Modal inti (tier 1) terdiri dari:

1. Modal setor, yaitu modal yang disetor secara efektif oleh pemilik. Bagi bank milik koperasi modal setor tediri dari simpanan pokok dan simpanan wajib para anggotanya.

2.
Agio saham, yaitu selisih lebih dari harga saham dengan nilai nominal saham.
3. Modal sumbangan, yaitu modal yang diperoleh kembali dari sumbangan saham, termasuk selisih nilai yang tercatat dengan harga (apabila saham tersebut terjual).

4.
Cadangan umum, yaitu cadangan yang dibentuk dari penyisihan laba yang ditahan dengan persetujuan RUPS.

5.
Cadangan tujuan, yaitu bagian laba setelah pajak yang disishkan untuk tujuan tertentu atas persetujuan RUPS.

6.
Laba ditahan, yaitu saldo laba bersih setelah pajak yang oleh RUPS diputuskan untuk tidak dibagikan.

7.
Laba tahun lalu, yaitu laba bersih tahun lalu setelah pajak, yang belum ditetapkan penggunaannya oleh RUPS. Jumlah laba tahun lalu hanya 50% ditetapkan sebagai modal inti. Bila tahun lalu rugi harus dikurangkan terhadap modal inti.

8.
Laba tahun berjalan, yaitu laba sebelum pajak yang diperoleh dalam tahun berjalan.
- Laba ini diperhitungkan hanya 50% sebagai modal inti.

- Bila tahun berjalan rugi, harus dikurangkan terhadap modal inti.

9.
Bagian laporan bersih anak perusahaan yang laporan keuangannya dikonsolidasikan, yaitu modal inti anak perusahaan setelah dikompensasikan dengan pernyataan bank pada anak perusahaan tersebut.

Bila dalam pembukuan bank terdapat goowill, maka jumlah modal inti harus dikurangkan dengan nilai goodwill tersebut. Bank syari’ah dapat mengikuti sepenuhnya pengkategorian unsur-unsur tersebut di atas sebagai modal inti, karena tidak ada hal-hal yang bertentangan dengan prinsip syari’ah.

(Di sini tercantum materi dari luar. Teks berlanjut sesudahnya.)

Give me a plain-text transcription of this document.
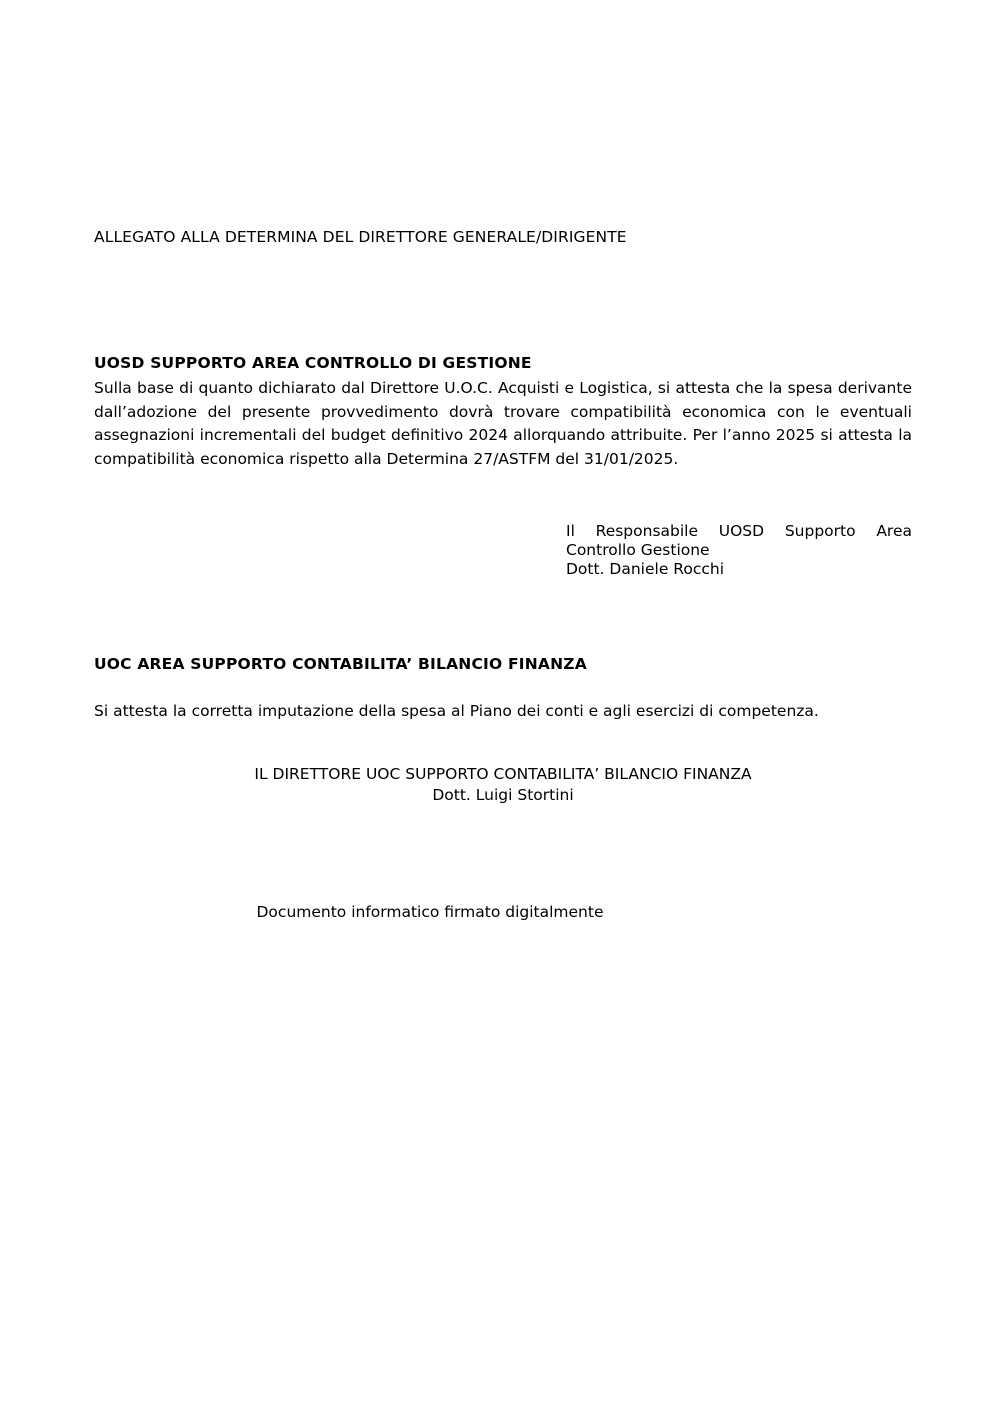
ALLEGATO ALLA DETERMINA DEL DIRETTORE GENERALE/DIRIGENTE
UOSD SUPPORTO AREA CONTROLLO DI GESTIONE
Sulla base di quanto dichiarato dal Direttore U.O.C. Acquisti e Logistica, si attesta che la spesa derivante dall’adozione del presente provvedimento dovrà trovare compatibilità economica con le eventuali assegnazioni incrementali del budget definitivo 2024 allorquando attribuite. Per l’anno 2025 si attesta la compatibilità economica rispetto alla Determina 27/ASTFM del 31/01/2025.
Il Responsabile UOSD Supporto Area
Controllo Gestione
Dott. Daniele Rocchi
UOC AREA SUPPORTO CONTABILITA’ BILANCIO FINANZA
Si attesta la corretta imputazione della spesa al Piano dei conti e agli esercizi di competenza.
IL DIRETTORE UOC SUPPORTO CONTABILITA’ BILANCIO FINANZA
Dott. Luigi Stortini
Documento informatico firmato digitalmente
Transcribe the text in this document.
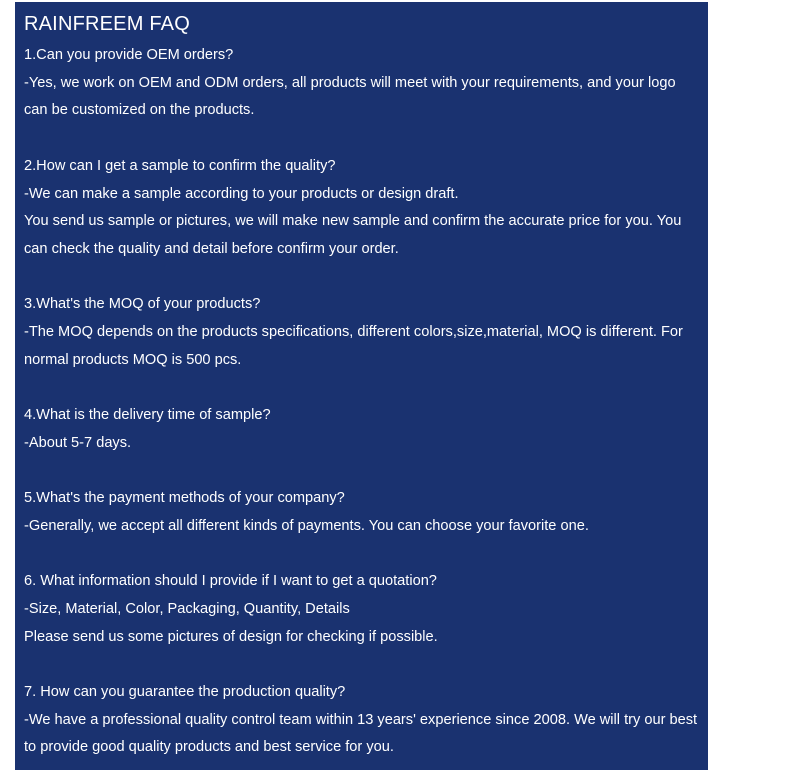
RAINFREEM FAQ

1.Can you provide OEM orders?

-Yes, we work on OEM and ODM orders, all products will meet with your requirements, and your logo can be customized on the products.

2.How can I get a sample to confirm the quality?

-We can make a sample according to your products or design draft.

You send us sample or pictures, we will make new sample and confirm the accurate price for you. You can check the quality and detail before confirm your order.

3.What's the MOQ of your products?

-The MOQ depends on the products specifications, different colors,size,material, MOQ is different. For normal products MOQ is 500 pcs.

4.What is the delivery time of sample?

-About 5-7 days.

5.What's the payment methods of your company?

-Generally, we accept all different kinds of payments. You can choose your favorite one.

6. What information should I provide if I want to get a quotation?

-Size, Material, Color, Packaging, Quantity, Details

Please send us some pictures of design for checking if possible.

7. How can you guarantee the production quality?

-We have a professional quality control team within 13 years' experience since 2008. We will try our best to provide good quality products and best service for you.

Modal pelengkap (tier-2) terdiri atas cadangan-cadangan yang dibentuk bukan dari laba setelah pajak serta pinjaman yang sifat.nya dipersamakan dengan modal.
Secara terinci modal pelengkap dapat berupa:
1. Selisih penilaian kembali asset tetap.

2. Cadangan penghapusan aktiva yang diklasifikasikan.

3. Modal pinjaman yang mempunyai ciri-ciri:

a. Tidak dijamin oleh bank yang bersangkutan dan dipersamakan dengan modal dan telah dibayar penuh.

b. Tidak dapat dilunasi atas inisiatif pemilik, tanpa persetujuan BI.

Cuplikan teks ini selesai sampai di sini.